The New TV Model as an Opportunity for Media Professionals

The big change that traditional television and cable are experimenting equals opportunity for you.

Netflix’s 14 Emmy nominations, and with 3 for original programming (separate from NBC network) –how these among other cultural changes affect you as a young professional involved in media, marketing, technology, law, etc.


Even if TV drama “House of Cards” was not to win any awards at the  65th annual Primetime Emmys to be broadcasted on September 22nd via CBS, it is common knowledge that the television model is about to change dramatically. This brings a number of opportunities to create, implement and expand a new ecosystem for programming distribution, business models, and advertising possibilities.

Be it Netflix, Hulu, Amazon, or any other players in the newly established realm of commercial television arena, the audience wants the control and freedom to watch at their own time, or to binge until the last-minute of content that is available. Production cost for shows like Netflix’s “House of Cards,” “Orange is The New Black,” and the successful re-launch of sitcom “Arrested Development” is considerably lower than the dozens of multimillion dollar television broadcast pilots produced for the big networks every fall, most of which are conceived as flukes and subsequently cancelled. When it comes to shows made for digital audiences, the gadget used by the viewer and the length of the show are not as relevant as with traditional content.
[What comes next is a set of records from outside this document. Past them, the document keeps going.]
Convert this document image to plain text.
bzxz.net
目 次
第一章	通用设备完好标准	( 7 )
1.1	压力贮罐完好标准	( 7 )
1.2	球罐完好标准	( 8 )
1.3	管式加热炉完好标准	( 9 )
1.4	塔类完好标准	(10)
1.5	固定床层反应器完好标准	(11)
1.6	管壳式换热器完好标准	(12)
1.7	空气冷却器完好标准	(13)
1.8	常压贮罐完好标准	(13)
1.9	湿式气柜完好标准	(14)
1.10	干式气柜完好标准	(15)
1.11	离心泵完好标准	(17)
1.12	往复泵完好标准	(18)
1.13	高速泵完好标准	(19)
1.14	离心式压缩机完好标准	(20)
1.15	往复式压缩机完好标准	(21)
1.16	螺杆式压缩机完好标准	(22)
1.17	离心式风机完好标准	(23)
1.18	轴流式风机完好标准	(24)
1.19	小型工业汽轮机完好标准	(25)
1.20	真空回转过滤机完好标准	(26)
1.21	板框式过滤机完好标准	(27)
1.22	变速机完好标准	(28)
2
Television shows written and produced for an online and on-demand environment are not confined to a conventional advertising deal; they have lower distribution costs, and a subscription supported model based on technological platforms that are more open and capable of experimenting with revenue streams and viewer interactivity than the old guard.

Audience engagement is at the front of this “new” world that one supposes is still called “television,” so it is paramount for professional communicators, marketers, journalists, technologists, and audience researchers to stay in-the-know of how this change in media industries affects different aspects of the communication process:

  • idea inception considering all screen sizes and platforms
  • pitching to distributors in different industries
  • researching insights from international niche audiences
  • formulating new equations for global and localized advertising, promotion and public relations
  • learning new ways to deal with present and future regulation, globalized media markets, brand licensing, and copyrights

While staying up-to-date is very important for career-minded types, critical thinking takes precedent as an engine in the process of innovation. For social media experts involved in new types of content, it takes passion and discipline to keep the ever-changing digital tribes attentive to sponsors’ messages, and loyal to the brands through compelling plots, spin-offs for audience interactivity, and effective listening posts, among other ingenious constants.

In the ongoing web of media, content-creation, and audiences, a question some of us keep in mind is: what would Marshall McLuhan twit about?